Ob der Anstieg der Fälle mit vermehrten Kontrollen zu tun habe oder ein Indiz für einen deutlich zunehmenden Menschenhandel sei, das lasse sich noch nicht genau sagen, meint Virginia Perez. Nur so viel: Eine schwere politische Krise und eine monatelange Blockade der Grenze zu Indien hätten die Lage der Menschen in Nepal nach dem Erdbeben weiter verschlimmert.
"Und all das führt dazu, dass das Risiko für Frauen und Kinder, einem Menschenhändler aufzusitzen, weiter sehr hoch ist. Die Armut setzt die Familien unter extremen Druck. Sie denken, es könnte helfen, wenn ein Familienmitglied im Ausland arbeitet. Also fallen viele Kinder, Frauen und Familien auf diese falschen Versprechen der Schlepper rein."

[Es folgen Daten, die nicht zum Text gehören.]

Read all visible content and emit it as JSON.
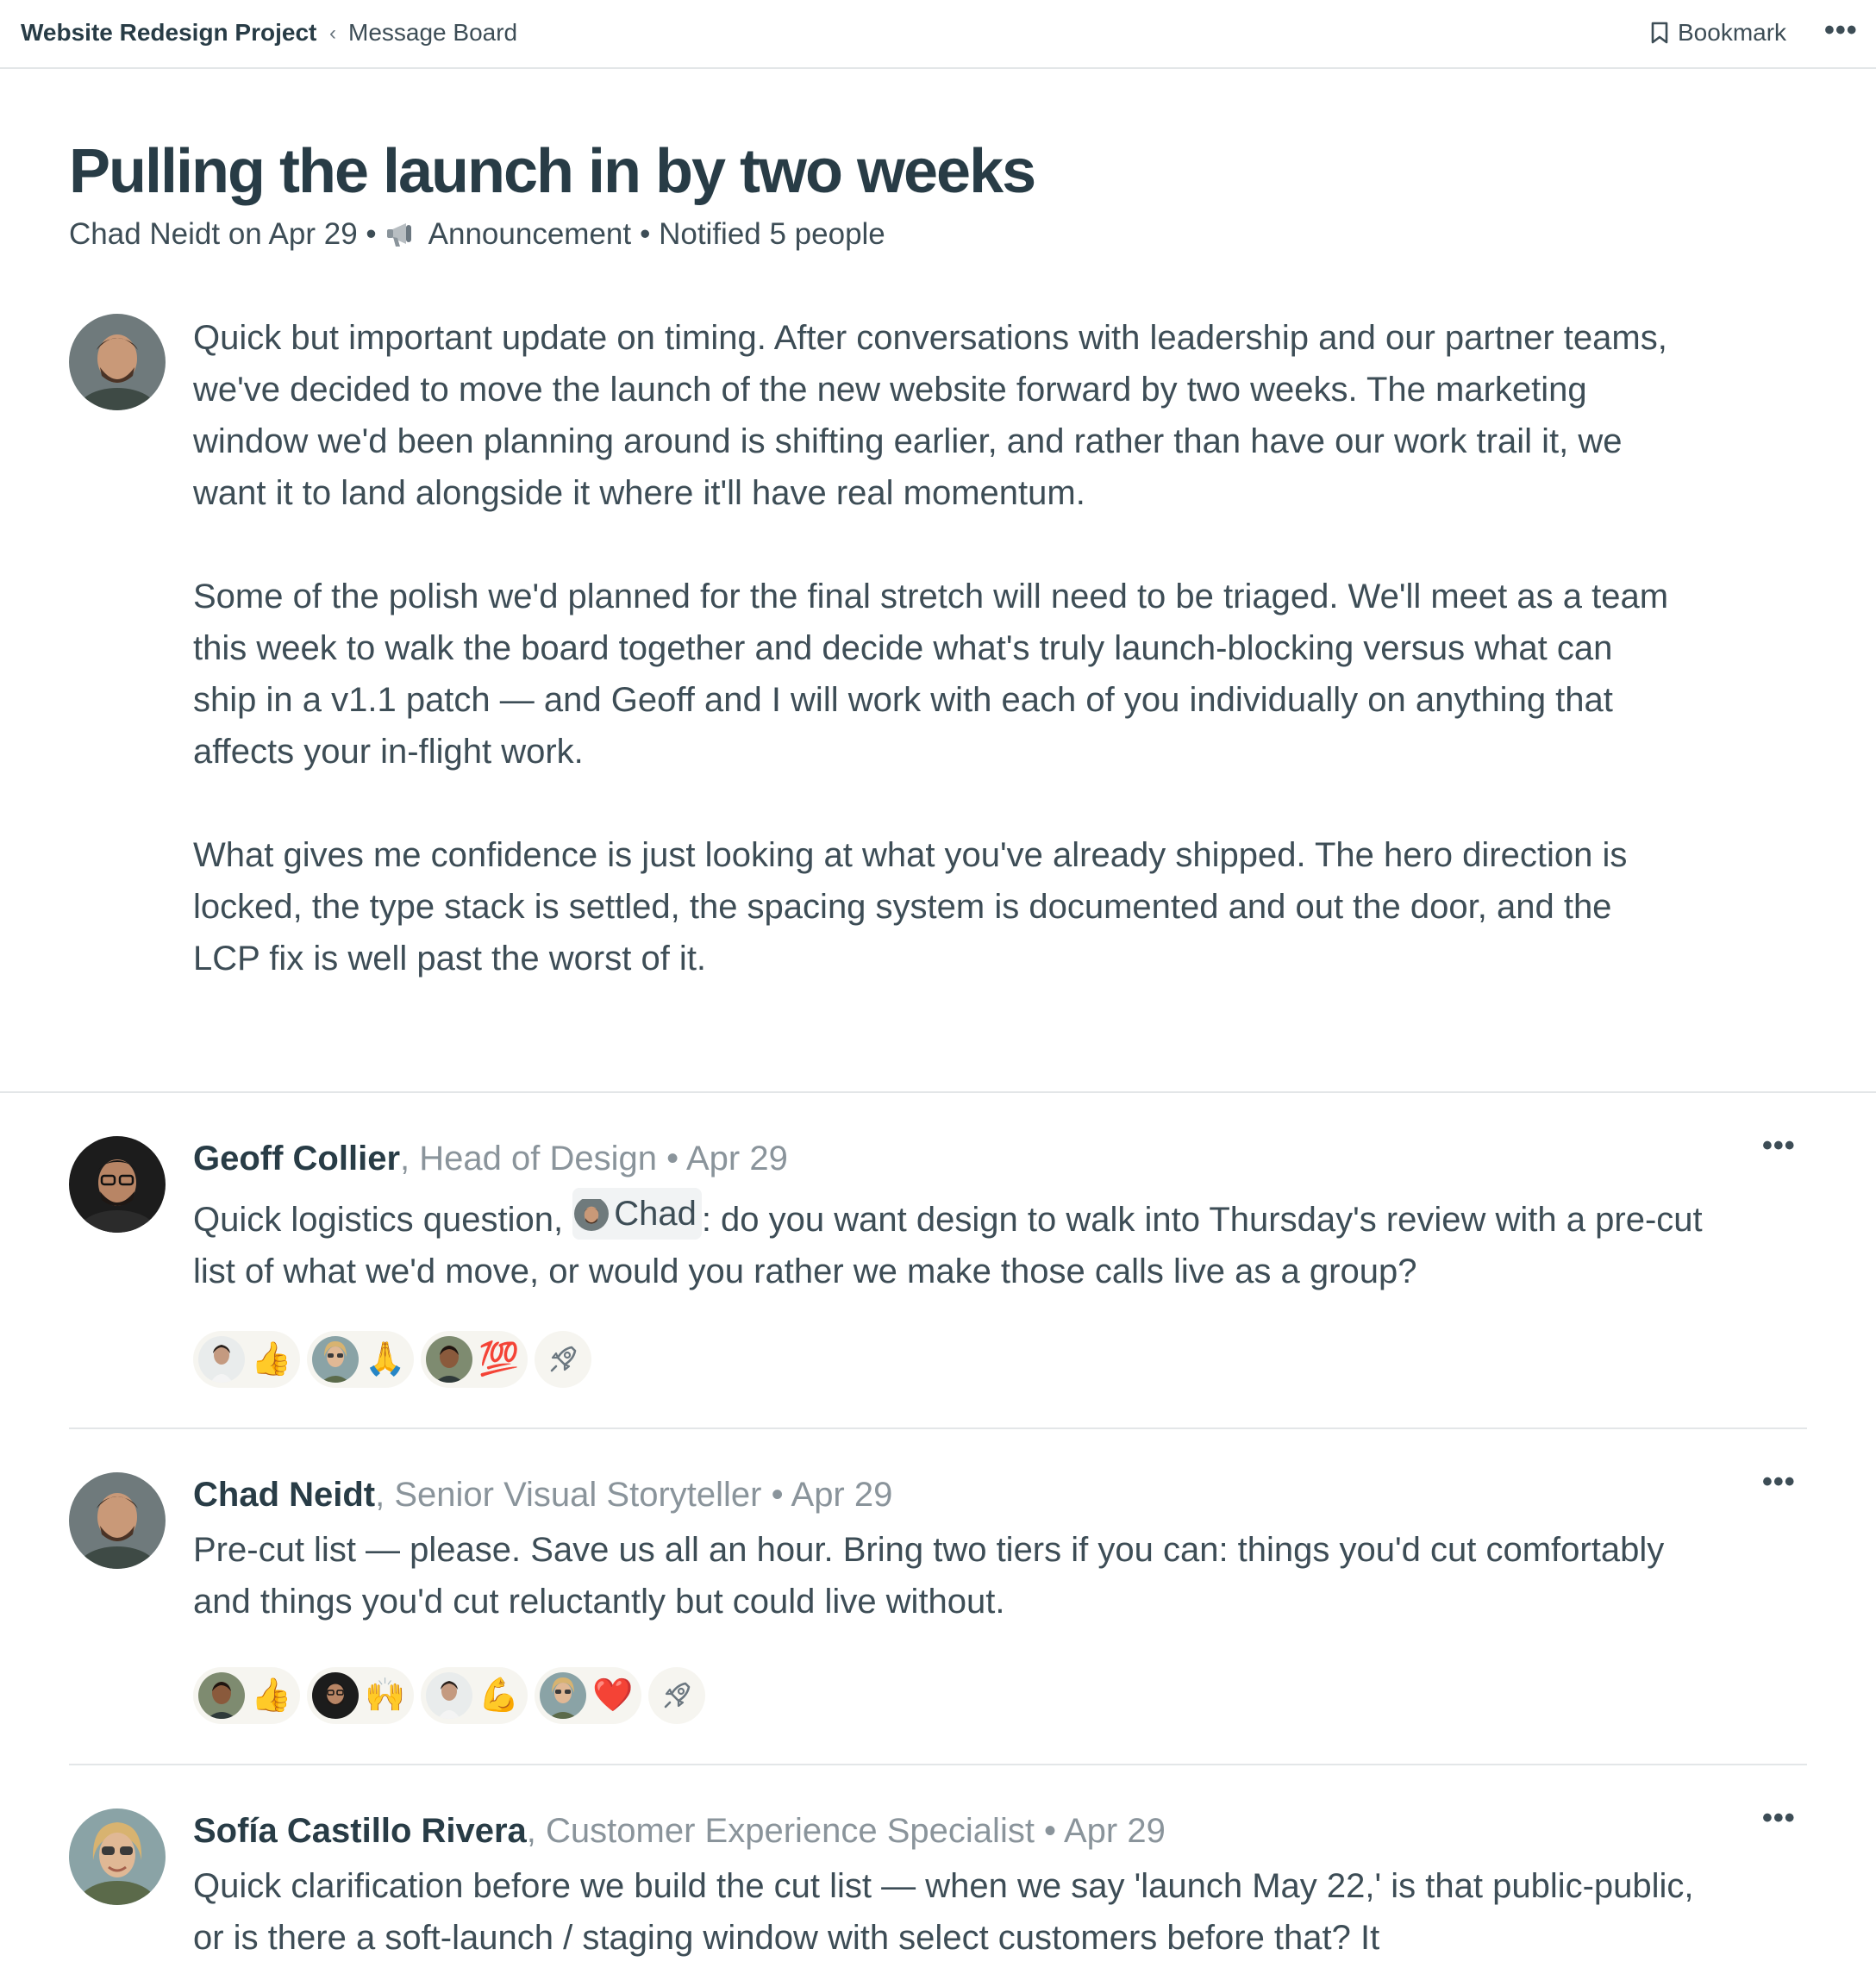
{
  "breadcrumb": {
    "project": "Website Redesign Project",
    "separator": "‹",
    "section": "Message Board"
  },
  "toolbar": {
    "bookmark_label": "Bookmark",
    "more_label": "•••"
  },
  "post": {
    "title": "Pulling the launch in by two weeks",
    "meta_author_date": "Chad Neidt on Apr 29 •",
    "meta_category": "Announcement",
    "meta_notified": "• Notified 5 people",
    "paragraphs": [
      "Quick but important update on timing. After conversations with leadership and our partner teams, we've decided to move the launch of the new website forward by two weeks. The marketing window we'd been planning around is shifting earlier, and rather than have our work trail it, we want it to land alongside it where it'll have real momentum.",
      "Some of the polish we'd planned for the final stretch will need to be triaged. We'll meet as a team this week to walk the board together and decide what's truly launch-blocking versus what can ship in a v1.1 patch — and Geoff and I will work with each of you individually on anything that affects your in-flight work.",
      "What gives me confidence is just looking at what you've already shipped. The hero direction is locked, the type stack is settled, the spacing system is documented and out the door, and the LCP fix is well past the worst of it."
    ]
  },
  "comments": [
    {
      "author": "Geoff Collier",
      "role": ", Head of Design • Apr 29",
      "text_before": "Quick logistics question, ",
      "mention": "Chad",
      "text_after": ": do you want design to walk into Thursday's review with a pre-cut list of what we'd move, or would you rather we make those calls live as a group?",
      "reactions": [
        "👍",
        "🙏",
        "💯"
      ]
    },
    {
      "author": "Chad Neidt",
      "role": ", Senior Visual Storyteller • Apr 29",
      "text": "Pre-cut list — please. Save us all an hour. Bring two tiers if you can: things you'd cut comfortably and things you'd cut reluctantly but could live without.",
      "reactions": [
        "👍",
        "🙌",
        "💪",
        "❤️"
      ]
    },
    {
      "author": "Sofía Castillo Rivera",
      "role": ", Customer Experience Specialist • Apr 29",
      "text": "Quick clarification before we build the cut list — when we say 'launch May 22,' is that public-public, or is there a soft-launch / staging window with select customers before that? It"
    }
  ],
  "colors": {
    "text": "#283c46",
    "muted": "#8a949b",
    "divider": "#e3e6e8",
    "reaction_bg": "#f6f5f0"
  },
  "icons": {
    "bookmark": "bookmark-icon",
    "category": "megaphone-icon",
    "more": "more-icon",
    "add_reaction": "rocket-icon"
  }
}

Die 13 Jahre alte Maya lebt jetzt in einem Kinderheim in Kathmandu. Ihre Eltern sind froh, dass Maya hier Unterschlupf, Essen und eine Ausbildung erhält. Auf die Frage nach ihrem Traum lächelt das Mädchen zum ersten Mal an diesem Nachmittag. Maya will später einmal Schneiderin werden.